We look for the root cause to the problem and avoid putting a band-aid on issues just to get by. We want to go all the way back to the root cause, understand it and correct it to prevent the problem from happening again.

OLP: What specific challenges are you seeing?

STEVE: One key challenge is with generating and proper diamond tooling. Laboratories look at every expense, and cost per surface has become a major focal point. Everybody is defining their process based on the cost per surface. So, if they buy a diamond tool for their generator, how many cuts do they get out of it before it has to be replaced or re-sharpened, and what did they pay?

If they pay $500 and get 5,000 cuts, the cost per surface is 10 cents. But if they pay $1,000 and get 15,000 cuts, the cost is now 7 cents per surface. The cheapest tool is not always the most cost effective one. All costs, including broken lenses and additional labor need to be taken into consideration to really understand the final cost per surface. We help our customers to do just that.

OLP: You mentioned diagnosing over the phone. Do you use any other remote diagnostic tools?

STEVE: We can investigate various issues by logging into the machine. Today’s machines have macros and different speeds and feeds that can be adjusted. If we suspect macros and settings to be the root cause of a problem, we can log into the machine to review the macros. For a lot of those machines we have backup files that we can look at to compare current settings to the way the machine was set up originally.

If the customer is running a substrate that we can go faster on, most likely we’re going to speed up the machine. But sometimes customers change things on their own and create a problem. In these cases we might have to bring the machine back to its original settings.

OLP: What specific problems have labs encountered that the aftermarket team corrected?

STEVE: Take polishing for instance. Polishing seems to be one of the forgotten areas. We put polish into a tank and the digital machine continues to push lenses through.

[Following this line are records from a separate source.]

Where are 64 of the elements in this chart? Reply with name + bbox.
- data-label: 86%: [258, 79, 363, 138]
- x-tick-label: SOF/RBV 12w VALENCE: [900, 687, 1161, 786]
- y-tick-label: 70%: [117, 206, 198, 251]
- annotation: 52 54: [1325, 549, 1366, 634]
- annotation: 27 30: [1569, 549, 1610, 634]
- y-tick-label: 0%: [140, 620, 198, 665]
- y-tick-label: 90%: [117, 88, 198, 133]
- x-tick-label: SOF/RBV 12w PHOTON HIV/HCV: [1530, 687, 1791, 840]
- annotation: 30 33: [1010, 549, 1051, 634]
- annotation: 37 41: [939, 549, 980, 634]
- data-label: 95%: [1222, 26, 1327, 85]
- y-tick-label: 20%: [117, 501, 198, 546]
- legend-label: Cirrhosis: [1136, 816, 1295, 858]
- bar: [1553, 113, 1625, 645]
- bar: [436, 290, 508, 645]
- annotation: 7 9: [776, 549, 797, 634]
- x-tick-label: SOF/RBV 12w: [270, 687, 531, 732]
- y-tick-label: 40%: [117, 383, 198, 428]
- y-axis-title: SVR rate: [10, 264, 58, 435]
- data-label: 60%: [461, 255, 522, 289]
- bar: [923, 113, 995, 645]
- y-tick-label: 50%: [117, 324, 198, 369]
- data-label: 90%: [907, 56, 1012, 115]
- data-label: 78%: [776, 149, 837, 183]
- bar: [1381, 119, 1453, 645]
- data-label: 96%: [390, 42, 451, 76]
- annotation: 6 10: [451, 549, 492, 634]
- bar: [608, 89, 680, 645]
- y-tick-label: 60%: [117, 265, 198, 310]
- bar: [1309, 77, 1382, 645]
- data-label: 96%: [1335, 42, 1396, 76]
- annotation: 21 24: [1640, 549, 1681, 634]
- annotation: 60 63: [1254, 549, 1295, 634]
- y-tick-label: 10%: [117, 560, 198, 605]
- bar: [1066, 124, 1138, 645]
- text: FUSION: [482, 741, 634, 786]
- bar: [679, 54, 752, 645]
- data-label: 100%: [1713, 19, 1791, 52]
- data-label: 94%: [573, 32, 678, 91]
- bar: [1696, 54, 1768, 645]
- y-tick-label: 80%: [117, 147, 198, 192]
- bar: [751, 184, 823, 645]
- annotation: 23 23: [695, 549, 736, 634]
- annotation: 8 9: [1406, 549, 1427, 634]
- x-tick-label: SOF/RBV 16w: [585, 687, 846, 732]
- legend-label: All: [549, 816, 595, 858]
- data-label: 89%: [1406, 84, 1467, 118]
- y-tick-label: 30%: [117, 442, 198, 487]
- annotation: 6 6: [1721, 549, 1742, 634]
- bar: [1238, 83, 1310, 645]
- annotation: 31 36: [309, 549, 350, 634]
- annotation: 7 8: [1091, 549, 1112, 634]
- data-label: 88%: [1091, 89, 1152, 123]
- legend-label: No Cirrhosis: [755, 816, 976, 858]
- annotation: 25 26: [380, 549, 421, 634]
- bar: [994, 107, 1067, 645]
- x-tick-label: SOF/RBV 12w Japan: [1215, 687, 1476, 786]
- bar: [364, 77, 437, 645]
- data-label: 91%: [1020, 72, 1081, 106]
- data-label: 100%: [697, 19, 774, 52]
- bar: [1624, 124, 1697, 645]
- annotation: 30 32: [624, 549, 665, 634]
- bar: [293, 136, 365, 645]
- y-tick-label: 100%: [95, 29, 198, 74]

We don’t see the problems until we get to final inspection.

This is something that drove us to developing the new polish chemistry. Customers were trying to push the number of lenses they could get through one tank of polish higher before completing a polish change. But when you run as much polycarbonate as we do in the U.S., this depletes the capabilities of the polish much quicker when compared to running just CR-39. The poly material, because it’s sticky, encapsulates the particulate within the polish and it gets to a point where it starts to scratch.

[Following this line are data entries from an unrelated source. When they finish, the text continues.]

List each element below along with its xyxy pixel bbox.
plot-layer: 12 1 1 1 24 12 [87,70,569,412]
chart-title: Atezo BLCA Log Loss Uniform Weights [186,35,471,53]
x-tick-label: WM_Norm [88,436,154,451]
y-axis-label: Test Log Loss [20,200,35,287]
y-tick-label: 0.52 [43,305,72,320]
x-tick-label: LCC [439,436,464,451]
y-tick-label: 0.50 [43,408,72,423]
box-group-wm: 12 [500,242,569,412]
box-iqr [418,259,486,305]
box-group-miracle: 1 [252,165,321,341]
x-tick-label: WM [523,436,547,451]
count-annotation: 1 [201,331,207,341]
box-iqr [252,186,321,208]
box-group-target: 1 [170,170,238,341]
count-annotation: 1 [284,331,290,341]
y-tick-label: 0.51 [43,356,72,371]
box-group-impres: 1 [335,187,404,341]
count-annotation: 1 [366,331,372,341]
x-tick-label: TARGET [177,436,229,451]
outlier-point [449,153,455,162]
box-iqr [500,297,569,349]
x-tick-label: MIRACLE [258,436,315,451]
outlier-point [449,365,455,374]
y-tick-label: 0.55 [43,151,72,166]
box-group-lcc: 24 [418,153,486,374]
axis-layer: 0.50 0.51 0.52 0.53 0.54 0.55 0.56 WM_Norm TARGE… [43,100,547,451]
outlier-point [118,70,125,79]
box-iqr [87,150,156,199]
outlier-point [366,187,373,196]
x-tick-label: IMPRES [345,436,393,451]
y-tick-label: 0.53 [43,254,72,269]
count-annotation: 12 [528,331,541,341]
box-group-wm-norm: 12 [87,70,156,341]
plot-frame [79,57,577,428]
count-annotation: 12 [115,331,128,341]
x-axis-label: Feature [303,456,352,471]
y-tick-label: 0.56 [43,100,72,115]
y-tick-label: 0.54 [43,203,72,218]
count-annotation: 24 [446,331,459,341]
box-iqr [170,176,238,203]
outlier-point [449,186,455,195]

In the world of digital, if you start to see poly lenses coming out hazy or with surface scratches, most likely it’s the polish.

That’s what led Satisloh to start working on the chemistry of polish, not only the liquid portion but also the particulate, the solids, and to develop unique shapes and unique hardnesses that work much more effectively with substrates like polycarbonate, Trivex and other materials.

OLP: So what was the result?

STEVE: Digi-Pro Digital Polish was released at Vision Expo West. We’ve been implementing the new polish in labs for the last six months. Our customer base has been asking for a longer life polish. Instead of changing their tank out every four weeks, they want to change out every six. This means less labor. And you can finish more lenses per gallon which translates into a lower cost per surface. Digi-Pro accomplishes this for our customers.

With Satisloh, the consumables and the process are just as important as the piece of equipment itself. If you have a half million dollar piece of equipment, but you don’t have the right diamond or coolant or calibration, you’re still going to make bad lenses.

OLP: What other consumables does Satisloh provide?

STEVE: Satisloh offers consumables for every process, from blocking to finishing to AR.